Though the probability of long-term survival after transplantation for SCID, non-SCID PIDD and IEM is high, the risk of mortality is substantially higher than that expected for a normal general population for several years after transplantation. Allogeneic transplantation is unlikely to reverse end organ damage that occurred prior to transplantation and for some of the IEM diseases, progressive end organ damage continues despite adequate engraftment. Further, this treatment procedure may not fully correct the immunologic or metabolic defect resulting in continued interplay between inflammatory process and poorly regulated cellular repair. Consequently late mortality could be attributed to the primary disease as well as transplantation procedure.
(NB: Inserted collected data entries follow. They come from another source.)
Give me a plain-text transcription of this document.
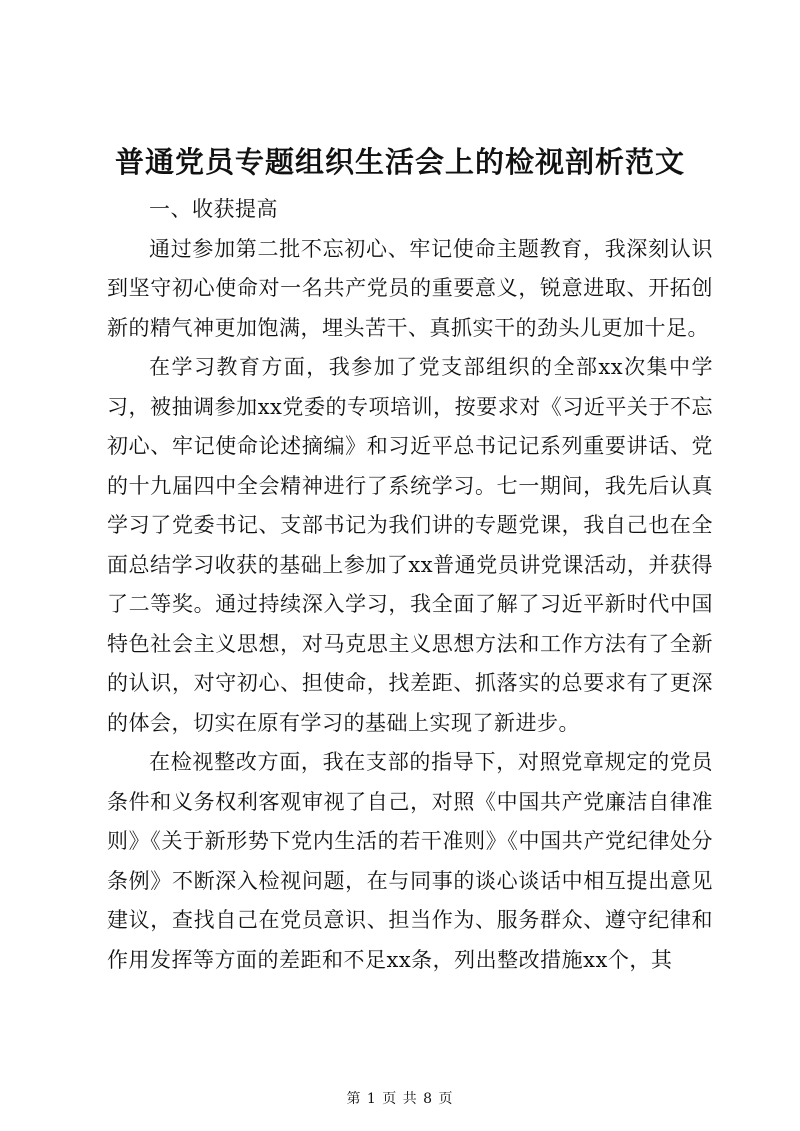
普通党员专题组织生活会上的检视剖析范文

一、收获提高

通过参加第二批不忘初心、牢记使命主题教育，我深刻认识到坚守初心使命对一名共产党员的重要意义，锐意进取、开拓创新的精气神更加饱满，埋头苦干、真抓实干的劲头儿更加十足。

在学习教育方面，我参加了党支部组织的全部xx次集中学习，被抽调参加xx党委的专项培训，按要求对《习近平关于不忘初心、牢记使命论述摘编》和习近平总书记记系列重要讲话、党的十九届四中全会精神进行了系统学习。七一期间，我先后认真学习了党委书记、支部书记为我们讲的专题党课，我自己也在全面总结学习收获的基础上参加了xx普通党员讲党课活动，并获得了二等奖。通过持续深入学习，我全面了解了习近平新时代中国特色社会主义思想，对马克思主义思想方法和工作方法有了全新的认识，对守初心、担使命，找差距、抓落实的总要求有了更深的体会，切实在原有学习的基础上实现了新进步。

在检视整改方面，我在支部的指导下，对照党章规定的党员条件和义务权利客观审视了自己，对照《中国共产党廉洁自律准则》《关于新形势下党内生活的若干准则》《中国共产党纪律处分条例》不断深入检视问题，在与同事的谈心谈话中相互提出意见建议，查找自己在党员意识、担当作为、服务群众、遵守纪律和作用发挥等方面的差距和不足xx条，列出整改措施xx个，其

第 1 页 共 8 页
We recommend life-long surveillance to prevent and treat life-threatening late complications and better define the long-term risks of transplantation for SCID, non-SCID PIDD and IEM. Surveillance should include assessments for chronic GVHD, pulmonary function, cardiovascular risk including echocardiogram, lipid profile, diabetes, obesity and renal function tests in addition to the other recommended tests.26
Others have reported that survivors experience considerable difficulty in holding jobs and obtaining health insurance10
and this will likely hinder life-long surveillance of survivors of transplantation in countries without national health insurance.